Die meisten Unternehmen verfügen nicht über ausdrückliche Definitionen der Datenethik oder spezifische Strategien in Bezug auf die Datenethik. Was indes schwerer wiegt, ist die Tatsache, dass sich viele Unternehmen nur mit der DSGVO und IT-Sicherheit als Antwort auf Fragen im Zusammenhang mit datenethischen Überlegungen beschäftigen.

Und das ist schlecht, denn mit ethischen Überlegungen hat das eher am Rande zu tun. Wie sich zeigt, verfügen die meisten Firmen in Bezug auf KI- und Analyse-Modelle weder über ein unternehmensweites Modellinventar noch über Modellrisikoverfahren.

Mit anderen Worten arbeiten KI-Systeme an verschiedenen Stellen des Versicherers und treffen auch Entscheidungen. Nur gibt es keine Übersicht, wo das überall bereits der Fall ist, noch wurden die Datenmodelle darauf untersucht, ob sie ethische Prinzipien verletzen.
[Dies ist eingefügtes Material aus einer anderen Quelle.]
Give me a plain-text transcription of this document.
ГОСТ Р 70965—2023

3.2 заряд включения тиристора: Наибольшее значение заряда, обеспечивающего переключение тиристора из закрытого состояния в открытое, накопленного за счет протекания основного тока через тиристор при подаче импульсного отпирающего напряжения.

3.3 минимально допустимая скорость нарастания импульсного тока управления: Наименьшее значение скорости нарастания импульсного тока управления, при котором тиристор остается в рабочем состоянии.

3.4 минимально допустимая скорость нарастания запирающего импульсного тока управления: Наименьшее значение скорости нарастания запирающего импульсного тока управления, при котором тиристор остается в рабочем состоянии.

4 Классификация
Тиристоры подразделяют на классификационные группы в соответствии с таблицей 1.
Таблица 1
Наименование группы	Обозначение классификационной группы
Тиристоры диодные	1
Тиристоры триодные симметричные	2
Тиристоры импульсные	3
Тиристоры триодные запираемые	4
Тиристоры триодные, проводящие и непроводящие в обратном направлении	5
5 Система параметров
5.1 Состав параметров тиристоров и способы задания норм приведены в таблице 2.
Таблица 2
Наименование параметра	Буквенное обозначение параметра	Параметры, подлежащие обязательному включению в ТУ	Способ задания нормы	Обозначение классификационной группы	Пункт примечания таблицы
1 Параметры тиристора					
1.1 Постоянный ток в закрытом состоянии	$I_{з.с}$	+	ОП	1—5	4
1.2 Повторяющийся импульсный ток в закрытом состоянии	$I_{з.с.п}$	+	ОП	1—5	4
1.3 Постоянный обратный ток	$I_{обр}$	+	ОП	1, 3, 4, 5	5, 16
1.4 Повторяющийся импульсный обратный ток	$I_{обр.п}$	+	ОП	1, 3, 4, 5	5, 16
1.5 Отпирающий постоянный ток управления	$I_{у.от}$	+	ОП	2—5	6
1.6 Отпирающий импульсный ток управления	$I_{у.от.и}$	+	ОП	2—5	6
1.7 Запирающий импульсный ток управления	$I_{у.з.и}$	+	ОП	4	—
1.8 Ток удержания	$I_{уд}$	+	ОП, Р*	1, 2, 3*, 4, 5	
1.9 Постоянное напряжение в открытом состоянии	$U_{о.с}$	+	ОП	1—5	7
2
Die Risiken für die Versicherten

Der Report benennt in diesem Zusammenhang auch die eindeutigen Risiken für die Versicherten und weist ausdrücklich hin, dass diese in den kommenden drei Jahren zunehmen werden. Zumindest, sofern die Unternehmen keine Maßnahmen und Strategien zur Datenethik etablieren.

Dazu zählen die Gefährdung des Solidaritäts- und Pooling-Prinzips, die mangelnde Erklärbarkeit von Entscheidungen, Marginalisierung und Ausgrenzung von Kund:innen sowie deren Diskriminierung und unfaire Behandlung.

Dies wiederum setzt aber auch die Versicherer erheblichen Risiken aus. Im günstigsten Fall verlieren sie lediglich Kund:innen, wenn diese mit intransparenten Entscheidungen nicht zufrieden sind. Im schlimmsten Fall verstoßen sie aber gegen geltende Gesetze, was wiederum teuer werden kann.

Es wird damit wohl Zeit, sich langsam mal mit Datenethik zu beschäftigen.

Die Studie steht übrigens kostenfrei im Internet.